Combining tenofovir with the anti-HIV drugs ritonavir (Norvir), ritonavir-boosted lopinavir (Kaletra) atazanavir (Reyataz) or ddI (didanosine, Videx / VidexEC) may also be a risk factor for kidney damage.21
Reports have suggested that tenofovir-related kidney impairment is reversible, with renal function returning to normal soon after tenofovir therapy is stopped. However, an Australian study found that, in Australian men who discontinued tenofovir due to kidney toxicity as measured by impaired glomerular filtration rate (GFR), over 40% still had evidence of impaired kidney function 13 months after tenofovir was stopped. Acute changes in kidney function were less likely to lead to long-term problems than slow,
gradual declines in renal function.22
Although kidney damage is now regarded as a rare side-effect of tenofovir, anyone on tenofovir who begins to experience symptoms of extreme thirst, frequent urination, confusion, or muscular weakness should report these symptoms to their doctor immediately.

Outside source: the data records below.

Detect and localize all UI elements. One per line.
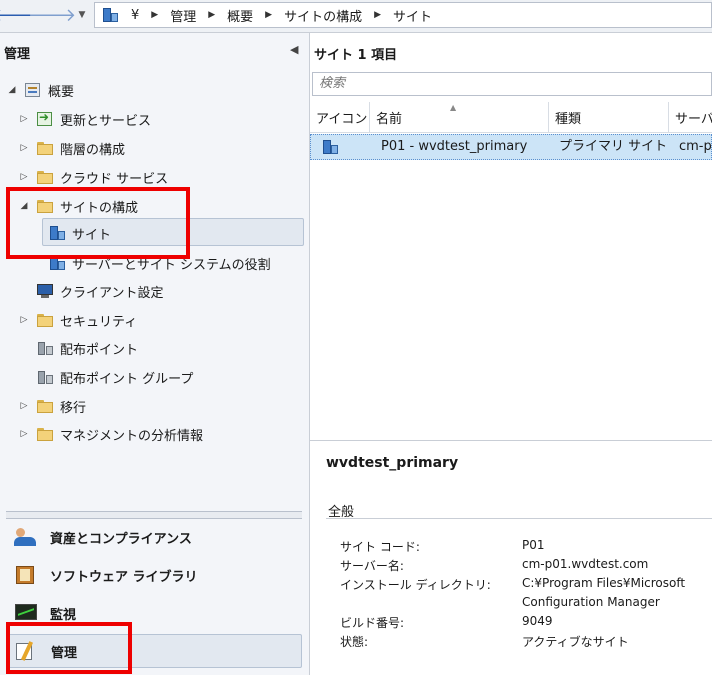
forward-arrow-icon[interactable]: 🡒 bbox=[28, 4, 76, 26]
tree-item-distribution-points[interactable]: 配布ポイント bbox=[36, 335, 138, 361]
breadcrumb-root[interactable]: ¥ bbox=[131, 8, 139, 23]
property-value-site-code: P01 bbox=[522, 538, 545, 552]
address-breadcrumb[interactable]: ¥ ▶ 管理 ▶ 概要 ▶ サイトの構成 ▶ サイト bbox=[94, 2, 712, 28]
tree-item-label: クラウド サービス bbox=[60, 171, 169, 187]
property-value-build-number: 9049 bbox=[522, 614, 553, 628]
breadcrumb-separator-icon[interactable]: ▶ bbox=[151, 10, 158, 20]
workspace-label: ソフトウェア ライブラリ bbox=[50, 569, 198, 585]
update-icon bbox=[36, 110, 54, 127]
workspace-label: 監視 bbox=[50, 607, 77, 623]
highlight-box-administration bbox=[6, 622, 132, 674]
distribution-point-icon bbox=[36, 369, 54, 385]
property-label-state: 状態: bbox=[340, 635, 369, 649]
folder-icon bbox=[36, 398, 54, 414]
breadcrumb-sites[interactable]: サイト bbox=[393, 6, 432, 25]
overview-icon bbox=[24, 82, 42, 98]
breadcrumb-separator-icon[interactable]: ▶ bbox=[265, 10, 272, 20]
property-value-install-directory-cont: Configuration Manager bbox=[522, 595, 660, 609]
breadcrumb-administration[interactable]: 管理 bbox=[170, 6, 196, 25]
expanded-arrow-icon[interactable]: ◢ bbox=[6, 85, 18, 95]
column-header-name[interactable]: 名前 bbox=[370, 102, 549, 132]
column-header-server[interactable]: サーバー bbox=[669, 102, 712, 132]
tree-item-label: マネジメントの分析情報 bbox=[60, 428, 204, 444]
section-divider bbox=[326, 518, 712, 519]
workspace-assets-and-compliance[interactable]: 資産とコンプライアンス bbox=[6, 520, 302, 554]
sort-ascending-icon: ▲ bbox=[450, 103, 457, 112]
cell-type: プライマリ サイト bbox=[559, 139, 668, 154]
column-header-type[interactable]: 種類 bbox=[549, 102, 669, 132]
search-input[interactable]: 検索 bbox=[312, 72, 712, 96]
table-row[interactable]: P01 - wvdtest_primary プライマリ サイト cm-p bbox=[310, 134, 712, 160]
tree-item-label: 更新とサービス bbox=[60, 113, 152, 129]
tree-item-label: 配布ポイント グループ bbox=[60, 371, 194, 387]
tree-item-label: 階層の構成 bbox=[60, 142, 126, 158]
collapse-pane-icon[interactable]: ◀ bbox=[290, 43, 298, 56]
tree-item-updates-and-servicing[interactable]: ▷ 更新とサービス bbox=[18, 106, 151, 132]
tree-item-label: 概要 bbox=[48, 84, 75, 100]
tree-item-label: 配布ポイント bbox=[60, 342, 139, 358]
grid-header: アイコン 名前 種類 サーバー bbox=[310, 102, 712, 133]
tree-item-label: 移行 bbox=[60, 400, 87, 416]
tree-item-distribution-point-groups[interactable]: 配布ポイント グループ bbox=[36, 364, 193, 390]
back-arrow-icon[interactable]: 🡐 bbox=[0, 4, 40, 26]
folder-icon bbox=[36, 312, 54, 328]
column-header-icon[interactable]: アイコン bbox=[310, 102, 370, 132]
collapsed-arrow-icon[interactable]: ▷ bbox=[18, 315, 30, 325]
pane-title: 管理 bbox=[4, 47, 31, 62]
property-value-install-directory: C:¥Program Files¥Microsoft bbox=[522, 576, 686, 590]
tree-item-hierarchy-configuration[interactable]: ▷ 階層の構成 bbox=[18, 135, 125, 161]
site-server-icon bbox=[101, 7, 119, 23]
monitoring-icon bbox=[14, 602, 40, 624]
assets-icon bbox=[14, 526, 40, 548]
list-title: サイト 1 項目 bbox=[314, 48, 398, 63]
tree-item-management-insights[interactable]: ▷ マネジメントの分析情報 bbox=[18, 421, 203, 447]
folder-icon bbox=[36, 426, 54, 442]
details-title: wvdtest_primary bbox=[326, 455, 459, 471]
tree-item-overview[interactable]: ◢ 概要 bbox=[6, 77, 74, 103]
collapsed-arrow-icon[interactable]: ▷ bbox=[18, 429, 30, 439]
folder-icon bbox=[36, 140, 54, 156]
cell-name: P01 - wvdtest_primary bbox=[381, 139, 528, 154]
monitor-icon bbox=[36, 283, 54, 299]
workspace-label: 資産とコンプライアンス bbox=[50, 531, 192, 547]
collapsed-arrow-icon[interactable]: ▷ bbox=[18, 114, 30, 124]
workspace-software-library[interactable]: ソフトウェア ライブラリ bbox=[6, 558, 302, 592]
tree-item-security[interactable]: ▷ セキュリティ bbox=[18, 307, 137, 333]
history-dropdown-icon[interactable]: ▼ bbox=[70, 4, 94, 26]
tree-item-label: クライアント設定 bbox=[60, 285, 164, 301]
tree-item-migration[interactable]: ▷ 移行 bbox=[18, 393, 86, 419]
collapsed-arrow-icon[interactable]: ▷ bbox=[18, 143, 30, 153]
property-label-build-number: ビルド番号: bbox=[340, 616, 405, 630]
navigation-pane: 管理 ◀ ◢ 概要 ▷ 更新とサービス ▷ 階層の構成 ▷ クラウド サービス … bbox=[0, 33, 310, 675]
collapsed-arrow-icon[interactable]: ▷ bbox=[18, 172, 30, 182]
breadcrumb-site-configuration[interactable]: サイトの構成 bbox=[284, 6, 362, 25]
collapsed-arrow-icon[interactable]: ▷ bbox=[18, 401, 30, 411]
breadcrumb-overview[interactable]: 概要 bbox=[227, 6, 253, 25]
software-library-icon bbox=[14, 564, 40, 586]
breadcrumb-separator-icon[interactable]: ▶ bbox=[374, 10, 381, 20]
tree-item-client-settings[interactable]: クライアント設定 bbox=[36, 278, 163, 304]
cell-server: cm-p bbox=[679, 139, 712, 154]
highlight-box-site-configuration bbox=[6, 187, 190, 259]
folder-icon bbox=[36, 169, 54, 185]
property-value-server-name: cm-p01.wvdtest.com bbox=[522, 557, 649, 571]
property-value-state: アクティブなサイト bbox=[522, 635, 629, 649]
property-label-site-code: サイト コード: bbox=[340, 540, 420, 554]
tree-item-label: セキュリティ bbox=[60, 314, 138, 330]
pane-splitter[interactable] bbox=[6, 511, 302, 519]
site-server-icon bbox=[321, 139, 339, 155]
property-label-server-name: サーバー名: bbox=[340, 559, 404, 573]
navigation-bar: 🡐 🡒 ▼ ¥ ▶ 管理 ▶ 概要 ▶ サイトの構成 ▶ サイト bbox=[0, 0, 712, 33]
property-label-install-directory: インストール ディレクトリ: bbox=[340, 578, 491, 592]
breadcrumb-separator-icon[interactable]: ▶ bbox=[208, 10, 215, 20]
distribution-point-icon bbox=[36, 340, 54, 356]
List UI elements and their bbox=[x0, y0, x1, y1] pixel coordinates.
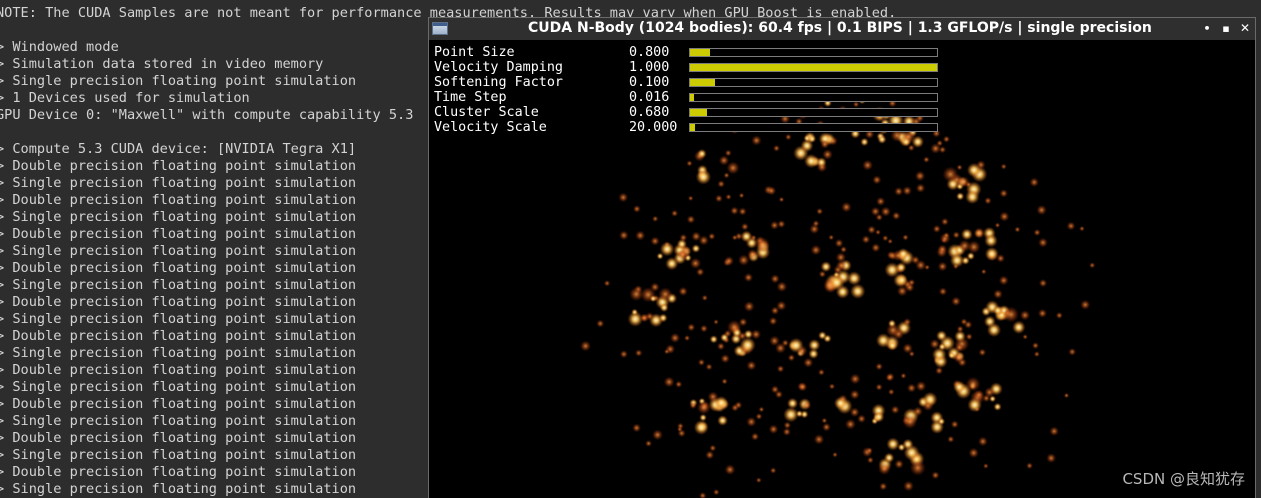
minimize-button[interactable]: • bbox=[1199, 20, 1215, 37]
nbody-window[interactable]: CUDA N-Body (1024 bodies): 60.4 fps | 0.… bbox=[428, 17, 1256, 498]
param-row: Velocity Damping 1.000 bbox=[434, 60, 944, 75]
terminal-line: > Double precision floating point simula… bbox=[0, 260, 357, 276]
param-label: Cluster Scale bbox=[434, 105, 539, 120]
parameter-panel: Point Size 0.800 Velocity Damping 1.000 Soft… bbox=[434, 45, 944, 135]
terminal-line: > 1 Devices used for simulation bbox=[0, 90, 250, 106]
terminal-line: > Single precision floating point simula… bbox=[0, 379, 357, 395]
terminal-line: > Simulation data stored in video memory bbox=[0, 56, 324, 72]
param-value: 20.000 bbox=[629, 120, 678, 135]
param-label: Softening Factor bbox=[434, 75, 563, 90]
param-slider[interactable] bbox=[689, 123, 938, 132]
terminal-line: > Compute 5.3 CUDA device: [NVIDIA Tegra… bbox=[0, 141, 357, 157]
terminal-line: > Double precision floating point simula… bbox=[0, 362, 357, 378]
terminal-line: > Single precision floating point simula… bbox=[0, 175, 357, 191]
terminal-line: > Single precision floating point simula… bbox=[0, 447, 357, 463]
terminal-line: GPU Device 0: "Maxwell" with compute cap… bbox=[0, 107, 414, 123]
terminal-line: > Double precision floating point simula… bbox=[0, 464, 357, 480]
param-slider[interactable] bbox=[689, 108, 938, 117]
param-row: Softening Factor 0.100 bbox=[434, 75, 944, 90]
param-slider-fill bbox=[690, 109, 707, 116]
param-slider[interactable] bbox=[689, 48, 938, 57]
terminal-line: > Single precision floating point simula… bbox=[0, 311, 357, 327]
param-row: Cluster Scale 0.680 bbox=[434, 105, 944, 120]
param-value: 1.000 bbox=[629, 60, 670, 75]
terminal-line: > Double precision floating point simula… bbox=[0, 396, 357, 412]
param-value: 0.800 bbox=[629, 45, 670, 60]
param-value: 0.016 bbox=[629, 90, 670, 105]
maximize-button[interactable]: ▪ bbox=[1218, 20, 1234, 37]
watermark-text: CSDN @良知犹存 bbox=[1122, 470, 1245, 488]
param-slider-fill bbox=[690, 79, 715, 86]
param-label: Velocity Damping bbox=[434, 60, 563, 75]
terminal-line: > Single precision floating point simula… bbox=[0, 73, 357, 89]
terminal-line: > Single precision floating point simula… bbox=[0, 413, 357, 429]
param-label: Point Size bbox=[434, 45, 515, 60]
param-value: 0.100 bbox=[629, 75, 670, 90]
param-slider[interactable] bbox=[689, 78, 938, 87]
terminal-line: > Double precision floating point simula… bbox=[0, 430, 357, 446]
terminal-line: > Windowed mode bbox=[0, 39, 119, 55]
terminal-line: > Double precision floating point simula… bbox=[0, 294, 357, 310]
param-slider-fill bbox=[690, 124, 695, 131]
param-label: Time Step bbox=[434, 90, 507, 105]
terminal-line: > Single precision floating point simula… bbox=[0, 345, 357, 361]
terminal-line: > Double precision floating point simula… bbox=[0, 226, 357, 242]
param-slider[interactable] bbox=[689, 93, 938, 102]
param-slider-fill bbox=[690, 49, 710, 56]
window-titlebar[interactable]: CUDA N-Body (1024 bodies): 60.4 fps | 0.… bbox=[429, 18, 1255, 40]
param-slider-fill bbox=[690, 94, 694, 101]
close-button[interactable]: ✕ bbox=[1237, 20, 1253, 37]
terminal-line: > Double precision floating point simula… bbox=[0, 192, 357, 208]
window-title: CUDA N-Body (1024 bodies): 60.4 fps | 0.… bbox=[528, 20, 1152, 36]
param-label: Velocity Scale bbox=[434, 120, 547, 135]
param-row: Time Step 0.016 bbox=[434, 90, 944, 105]
terminal-line: > Double precision floating point simula… bbox=[0, 328, 357, 344]
terminal-line: > Single precision floating point simula… bbox=[0, 243, 357, 259]
param-row: Velocity Scale 20.000 bbox=[434, 120, 944, 135]
param-slider-fill bbox=[690, 64, 937, 71]
param-slider[interactable] bbox=[689, 63, 938, 72]
app-window-icon bbox=[432, 22, 448, 35]
param-value: 0.680 bbox=[629, 105, 670, 120]
terminal-line: > Double precision floating point simula… bbox=[0, 158, 357, 174]
terminal-line: > Single precision floating point simula… bbox=[0, 481, 357, 497]
param-row: Point Size 0.800 bbox=[434, 45, 944, 60]
terminal-line: > Single precision floating point simula… bbox=[0, 209, 357, 225]
terminal-line: > Single precision floating point simula… bbox=[0, 277, 357, 293]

Experts have emphasised the importance of regular monitoring of blood levels of creatinine and electrolytes in patients receiving tenofovir. Current European guidelines suggest that this should be done every four weeks, or more frequently in those with kidney insufficiency. It is probably better to assess creatinine clearance rather than serum creatinine levels, since the latter may not reflect the adequacy of clearance in patients with more advanced disease and/or low muscle mass.
British and US treatment guidelines advise starting tenofovir use cautiously by first obtaining an estimated glomerular filtration rate and baseline urinalysis. Gilead issued a ‘Dear Health Care Professional’ letter in March 2006 reminding doctors of their recommendation to monitor kidney function in patients taking tenofovir. The letter states that kidney function should be tested before starting tenofovir, every four weeks during the first year, and every three months thereafter using creatinine clearance and serum phosphate measurements.